6:41A atmosfera inconfundível das emoções

por Ivan Schmidt

Um dos mais importantes escritores do século XX, William Faulkner (1898-1962), morto há 50 anos, inovador que escrevia tanto por prazer quanto por dinheiro, deixou marcas distintas na história da moderna literatura esculpidas em histórias insólitas que iluminam as sombras da natureza humana. A ideia é de Winston Manrique Sabogal e está na abertura de seu artigo na edição de 10 desse mês do El País de Madri.

Faulkner morreu a 6 de julho de 1962, com a idade de 64 anos, depois de criar e imortalizar um universo calculadamente caótico refletido num nome labiríntico: Yoknapatawpha. Ou seja, um território fictício inspirado no condado de Lafayette (Mississipi), no sul dos Estados Unidos. Sabogal imagina que o escritor testemunhou uma época de derrocada e abandono, na qual o tempo tem vida própria a fim de que o ficcionista o mostre não somente oxidado e lento, mas também com um movimento de elétron.

Nesse cenário transcorre a maioria de suas histórias inovadoras, tanto na forma quanto no conteúdo, fazendo de Faulkner o autor a quem mais devem os escritores da segunda metade do século XX, de todas as partes do mundo, mas especialmente na América Latina. Da relação lembrada pelo crítico espanhol constam nomes insignes como os de Alejo Carpentier, Juan Rulfo, Gabriel Garcia Márquez, Mario Vargas Llosa, Juan Carlos Onetti e Guilhermo Cabrera Infante. Eles são unânimes em reconhecer terem sido influenciados por obras como O som e a fúria, Enquanto agonizo, Santuário, Luz em agosto, Absalão, Absalão!, Palmeiras selvagens e outras.

Segundo Sabogal, histórias que se movem em zigue-zague e penetram nas áreas obscuras das emoções, dos sentimentos, da razão e dos instintos do ser humano, num emaranhado perfeito em que tempo, espaço e ação estão concebidos apenas para esse mundo e não para outro.
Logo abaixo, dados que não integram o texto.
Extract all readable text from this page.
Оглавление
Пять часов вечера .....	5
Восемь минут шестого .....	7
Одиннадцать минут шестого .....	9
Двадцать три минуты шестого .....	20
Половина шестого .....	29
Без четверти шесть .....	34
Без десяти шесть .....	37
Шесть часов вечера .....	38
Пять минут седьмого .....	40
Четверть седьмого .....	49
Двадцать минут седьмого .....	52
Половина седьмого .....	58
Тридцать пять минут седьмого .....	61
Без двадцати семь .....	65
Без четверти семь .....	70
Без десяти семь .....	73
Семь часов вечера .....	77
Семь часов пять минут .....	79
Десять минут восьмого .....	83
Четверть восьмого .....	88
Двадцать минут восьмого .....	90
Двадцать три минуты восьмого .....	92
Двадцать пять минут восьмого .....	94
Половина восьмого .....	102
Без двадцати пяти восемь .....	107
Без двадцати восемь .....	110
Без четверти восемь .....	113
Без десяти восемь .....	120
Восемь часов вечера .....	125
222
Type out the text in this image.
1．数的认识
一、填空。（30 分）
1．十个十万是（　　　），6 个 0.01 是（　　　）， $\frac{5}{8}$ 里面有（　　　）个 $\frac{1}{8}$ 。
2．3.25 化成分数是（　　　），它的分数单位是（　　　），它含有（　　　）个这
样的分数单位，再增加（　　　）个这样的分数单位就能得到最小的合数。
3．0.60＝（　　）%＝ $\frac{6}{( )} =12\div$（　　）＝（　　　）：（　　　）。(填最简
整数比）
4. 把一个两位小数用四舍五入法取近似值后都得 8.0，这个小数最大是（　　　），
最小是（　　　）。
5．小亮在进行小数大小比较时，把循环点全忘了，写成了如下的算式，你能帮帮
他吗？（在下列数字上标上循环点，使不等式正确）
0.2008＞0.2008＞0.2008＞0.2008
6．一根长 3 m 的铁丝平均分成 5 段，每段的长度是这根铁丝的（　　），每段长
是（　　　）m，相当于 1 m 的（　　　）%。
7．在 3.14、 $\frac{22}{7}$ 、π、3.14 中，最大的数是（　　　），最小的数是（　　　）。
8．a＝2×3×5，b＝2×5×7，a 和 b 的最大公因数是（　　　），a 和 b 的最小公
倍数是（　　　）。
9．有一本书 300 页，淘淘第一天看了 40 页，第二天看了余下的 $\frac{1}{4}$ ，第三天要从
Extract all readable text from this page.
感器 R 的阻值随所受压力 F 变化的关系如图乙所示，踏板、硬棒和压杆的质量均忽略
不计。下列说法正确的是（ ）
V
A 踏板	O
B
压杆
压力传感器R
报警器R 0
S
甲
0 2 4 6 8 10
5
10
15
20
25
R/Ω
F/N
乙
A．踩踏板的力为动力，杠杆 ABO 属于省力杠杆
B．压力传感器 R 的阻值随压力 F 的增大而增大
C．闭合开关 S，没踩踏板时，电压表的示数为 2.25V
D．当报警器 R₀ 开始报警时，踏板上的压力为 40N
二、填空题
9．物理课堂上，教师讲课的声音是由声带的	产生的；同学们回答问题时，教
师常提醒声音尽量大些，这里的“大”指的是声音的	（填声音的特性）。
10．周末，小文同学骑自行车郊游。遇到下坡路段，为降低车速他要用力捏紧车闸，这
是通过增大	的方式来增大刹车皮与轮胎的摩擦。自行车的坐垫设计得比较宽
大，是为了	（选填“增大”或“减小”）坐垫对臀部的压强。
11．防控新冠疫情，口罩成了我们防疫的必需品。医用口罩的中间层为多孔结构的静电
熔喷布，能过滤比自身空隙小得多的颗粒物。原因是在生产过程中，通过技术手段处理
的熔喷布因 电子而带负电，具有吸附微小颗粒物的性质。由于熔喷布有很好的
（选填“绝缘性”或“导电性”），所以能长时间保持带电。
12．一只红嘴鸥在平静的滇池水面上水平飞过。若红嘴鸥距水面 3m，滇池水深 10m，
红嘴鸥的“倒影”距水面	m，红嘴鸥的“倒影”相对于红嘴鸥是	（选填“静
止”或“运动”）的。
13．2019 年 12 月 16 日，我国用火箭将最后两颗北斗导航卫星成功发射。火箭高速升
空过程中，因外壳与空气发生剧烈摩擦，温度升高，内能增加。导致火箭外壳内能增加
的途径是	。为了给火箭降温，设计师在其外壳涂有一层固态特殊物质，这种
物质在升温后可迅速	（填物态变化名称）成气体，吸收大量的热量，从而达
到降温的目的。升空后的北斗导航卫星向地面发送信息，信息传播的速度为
Numa forma de homenagear o olhar poliédrico de Faulkner, que recebeu o Premio Nobel em 1949, Sabogal ouviu seis escritores espanhóis num exercício contemporâneo de decifrar a riqueza do que denomina “universo em expansão que se presta a inúmeras interpretações”. Ele principia com Ana Maria Matute, para quem o autor de Santuário foi o escritor que melhor soube imbricar uma atmosfera especial com ódios e amores familiares, sentimentos que contaminam tudo ao redor. “Descreve como ninguém o lado escuro do ser humano, o inquietante que pode haver nele”, diz ela, valendo-se de linguagem “inconfundível por sua força, como torrente que parece não acabar”.

Para a escritora, Faulkner exerce sobre seus leitores um tipo de encantamento ao misturar mistério e realidade sem chegar a ser fantasioso, passando por ações aparentemente vulgares que, aos poucos, vão se revelando. Luz de agosto, a obra preferida de Ana Maria Matute mostra isso claramente.

Ana Maria Moix destacou em Faulkner a “força do estilo sobre o enredo e o controle absoluto que cria um ambiente e uma atmosfera na qual tudo flui e se encaixa”. Outra visão objetiva sobre a expressão literária do sulista brota das observações feitas por Marcos Giralt Torrente sobre personagens “desvalidos, solitários, criminosos, inocentes, marginais, corruptos”. Para entender mais profundamente essas reações, Giralt sugere imaginar por um momento “que Deus existe e conhece o destino de todas as criaturas”. Os personagens de Faulker estão de igual maneira predestinados, pois “seu passado e o grupo social a que pertencem ditam seu futuro”.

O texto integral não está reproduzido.